Engines for the scoring recipe ¶

The following scoring engines are available:

Local (DSS server only) scoring. This engine has two variants:
- the Python engine provides wider compatibility but lower performance. Allows to compute Individual prediction explanations.
- the Optimized scorer provides better performance and is automatically used whenever possible.
Spark: the scoring is performed in a distributed fashion on a Spark cluster
SQL (Regular): the model is converted to a SQL query and executed within a SQL database.
SQL (Snowflake): the model uses Snowflake extended push-down. This provides much faster execution within Snowflake, and extended compatibility. Please see Snowflake for details

The selected engine can be adjusted in the scoring recipe editor. Only engines that are compatible with the selected model and input dataset will be available.

The default settings the following:

If the model was trained with Spark MLLib or Sparkling Water, it will be scored with the Spark engine
Else it will be scored with the Local engine. The optimized engine will be used if available.

If you do not wish to score your model with the “optimized” engine for some reason, you may select “Force original backend” in the scoring recipe editor to revert to the original backend.

Choosing SQL (regular) engine (if your scored dataset is stored in an SQL database and your model is compatible) will generate a request to score the dataset. Note that this may create very large requests for complex models.

Engines for the API node ¶

To score rows using the API node, the “Local” engine is used. This engine has two variants:

the Python engine provides wider compatibility but lower performance.
the Optimized scorer provides better performance and is automatically used whenever possible.

The Optimized engine is enabled if you check the “Use Java” option in the endpoint settings.

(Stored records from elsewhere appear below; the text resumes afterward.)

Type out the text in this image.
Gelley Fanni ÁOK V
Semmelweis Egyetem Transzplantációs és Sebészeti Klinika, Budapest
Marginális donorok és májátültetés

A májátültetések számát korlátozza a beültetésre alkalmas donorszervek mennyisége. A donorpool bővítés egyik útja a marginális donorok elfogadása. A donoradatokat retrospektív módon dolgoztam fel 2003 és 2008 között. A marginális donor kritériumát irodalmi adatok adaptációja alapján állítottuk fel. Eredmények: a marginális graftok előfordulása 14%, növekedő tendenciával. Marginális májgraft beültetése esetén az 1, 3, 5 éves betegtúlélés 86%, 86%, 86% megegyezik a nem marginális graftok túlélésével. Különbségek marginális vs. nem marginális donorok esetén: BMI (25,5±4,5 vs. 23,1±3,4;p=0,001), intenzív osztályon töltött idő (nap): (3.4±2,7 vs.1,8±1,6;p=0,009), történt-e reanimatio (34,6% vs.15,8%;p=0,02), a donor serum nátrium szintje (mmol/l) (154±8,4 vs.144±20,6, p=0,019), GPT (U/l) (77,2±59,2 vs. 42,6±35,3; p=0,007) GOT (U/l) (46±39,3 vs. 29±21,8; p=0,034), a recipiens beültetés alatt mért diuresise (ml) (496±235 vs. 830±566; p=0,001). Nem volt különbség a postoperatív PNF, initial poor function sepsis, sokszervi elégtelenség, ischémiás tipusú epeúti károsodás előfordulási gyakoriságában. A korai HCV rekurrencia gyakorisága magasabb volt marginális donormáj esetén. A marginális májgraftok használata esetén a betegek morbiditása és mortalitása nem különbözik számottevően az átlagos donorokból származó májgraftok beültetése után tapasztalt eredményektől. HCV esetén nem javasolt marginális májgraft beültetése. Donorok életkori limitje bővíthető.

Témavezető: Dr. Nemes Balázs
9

In other words, only models for which one of “Local (Python)” or “Local (Optimized)” is available can be scored in the API node (this excludes Sparkling-Water models)

Compatibility matrix ¶

The compatibility matrix for all DSS models is the following.

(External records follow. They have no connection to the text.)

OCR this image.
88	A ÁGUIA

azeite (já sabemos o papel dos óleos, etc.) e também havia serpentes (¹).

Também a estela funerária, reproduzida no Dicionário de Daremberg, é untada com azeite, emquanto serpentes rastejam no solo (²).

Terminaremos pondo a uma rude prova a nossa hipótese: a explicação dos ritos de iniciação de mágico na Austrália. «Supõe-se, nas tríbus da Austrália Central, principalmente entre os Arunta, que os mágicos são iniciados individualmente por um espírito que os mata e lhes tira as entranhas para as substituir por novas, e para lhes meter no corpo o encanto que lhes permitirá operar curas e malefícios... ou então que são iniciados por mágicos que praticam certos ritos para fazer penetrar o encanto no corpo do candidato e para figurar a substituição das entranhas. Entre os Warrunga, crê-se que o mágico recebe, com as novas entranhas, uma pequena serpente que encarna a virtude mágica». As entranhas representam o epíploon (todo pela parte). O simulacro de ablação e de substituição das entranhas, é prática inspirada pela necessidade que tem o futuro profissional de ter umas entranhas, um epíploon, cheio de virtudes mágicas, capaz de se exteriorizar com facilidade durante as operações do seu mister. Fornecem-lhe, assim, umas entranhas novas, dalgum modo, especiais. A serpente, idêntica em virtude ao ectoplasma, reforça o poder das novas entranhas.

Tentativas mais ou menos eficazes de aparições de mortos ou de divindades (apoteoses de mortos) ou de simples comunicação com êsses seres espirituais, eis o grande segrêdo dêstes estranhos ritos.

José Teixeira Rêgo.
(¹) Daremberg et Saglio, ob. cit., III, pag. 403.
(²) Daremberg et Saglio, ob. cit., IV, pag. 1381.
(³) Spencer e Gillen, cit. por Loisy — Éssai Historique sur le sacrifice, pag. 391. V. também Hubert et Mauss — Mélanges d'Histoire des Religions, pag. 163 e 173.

Local (Python) and Local (Optimized) engines are available both in scoring recipes and API node. Spark and SQL engines are only available for the scoring recipes.

Note

For models trained with Python, the Optimized Local and Spark engines are only available if preprocessing is also compatible.
The SQL engine is only available if preprocessing is also compatible.

Algorithms ¶

Training engine	Algorithm	Local (Optimized)	Local (Python)	Spark	SQL (Snowflake)	SQL (Regular)
Python in-memory	Random forest	Yes	Yes	Yes	Yes	Yes (except for multiclass)
MLLib	Random forest	Yes	No	Yes	Yes	Yes (except for multiclass)
Python in-memory	Gradient Boosting	Yes	Yes	Yes	Yes	Yes (except for multiclass)
MLLib	Gradient Boosting (no multiclass)	Yes	No	Yes	Yes	Yes (except for multiclass)
Python in-memory	LightGBM	Yes	Yes	Yes	Yes	Yes (except for multiclass)
Python in-memory	XGBoost	Yes	Yes	Yes	Yes	Yes (except for multiclass)
Python in-memory	Extra Trees (Scikit)	Yes	Yes	Yes	Yes	Yes (except for multiclass)
Python in-memory	Decision Trees	Yes	Yes	Yes	Yes	Yes (no probas for multiclass)
MLLib	Decision Trees	Yes	No	Yes	Yes	Yes (no probas for multiclass)
Python in-memory	Ordinary Least Squares, Lasso, Ridge	Yes	Yes	Yes	Yes	Yes
Python in-memory	SGD	Yes	Yes	Yes	Yes	Yes
MLLib	Linear Regression	Yes	No	Yes	Yes	Yes
Python in-memory	Logistic Regression	Yes	Yes	Yes	Yes	Yes
MLLib	Logistic Regression	Yes	No	Yes	Yes	Yes
Python in-memory	Neural Networks	Yes	Yes	Yes	Yes	Yes
Python in-memory	Deep Neural Network	No	Yes	No	No	No
Python in-memory	Naive Bayes	No	Yes	No	No	No
MLLib	Naive Bayes	No	No	Yes	No	No
Python in-memory	K-nearest-neighbors	No	Yes	No	No	No
Python in-memory	SVM	No	Yes	No	No	No
Python in-memory	Custom models	No	Yes	No	No	No
MLLib	Custom models	No	No	Yes	No	No
Sparkling-Water	All models	No	No	Yes	No	No
	Ensemble model	No	Yes	No	No	No

Preprocessing ¶

Local (Optimized)¶

The following preprocessing options are available for Local(Optimized)

Numerical
- No rescaling
- Rescaling
- Binning
- Derivative features
- Flag presence
- Imputation
- Drop row
- Datetime cyclical encoding
Categorical
- Dummification
- Target encoding (impact and GLMM)
- Ordinal
- Frequency
- Flag presence
- Hashing (MLLib only)
- Impute
- Drop row
Text
- Count vectorization
- TF/IDF vectorization
- Hashing (MLLib)

SQL (Snowflake)¶

The following preprocessing options are available for SQL (Snowflake) scoring :

Numerical
- No rescaling
- Rescaling
- Binning
- Derivative features
- Flag presence
- Imputation
- Drop row
- Datetime cyclical encoding
Categorical
- Dummification
- Target encoding (impact and GLMM)
- Ordinal
- Frequency
- Flag presence
- Hashing (MLLib only)
- Impute
- Drop row
Text
- Count vectorization
- TF/IDF vectorization
- Hashing (MLLib)

SQL (Regular)¶

The following preprocessing options are available for SQL (regular) scoring :

Numerical
- No rescaling
- Rescaling
- Binning
- Flag presence
- Imputation
- Drop row
Categorical
- Dummification
- Impact coding
- Ordinal
- Frequency
- Flag presence
- Impute
- Drop row

Text is not supported

Limitations ¶

SQL (regular) engine ¶

The following limitations exist with SQL (regular) scoring:

Some algorithms may not generate probabilities with SQL scoring (see table above)
Conditional output columns are not generated with SQL scoring
Preparation scripts are not compatible with SQL scoring
Multiclass logistic regression and neural networks require the SQL dialect to support the GREATEST function.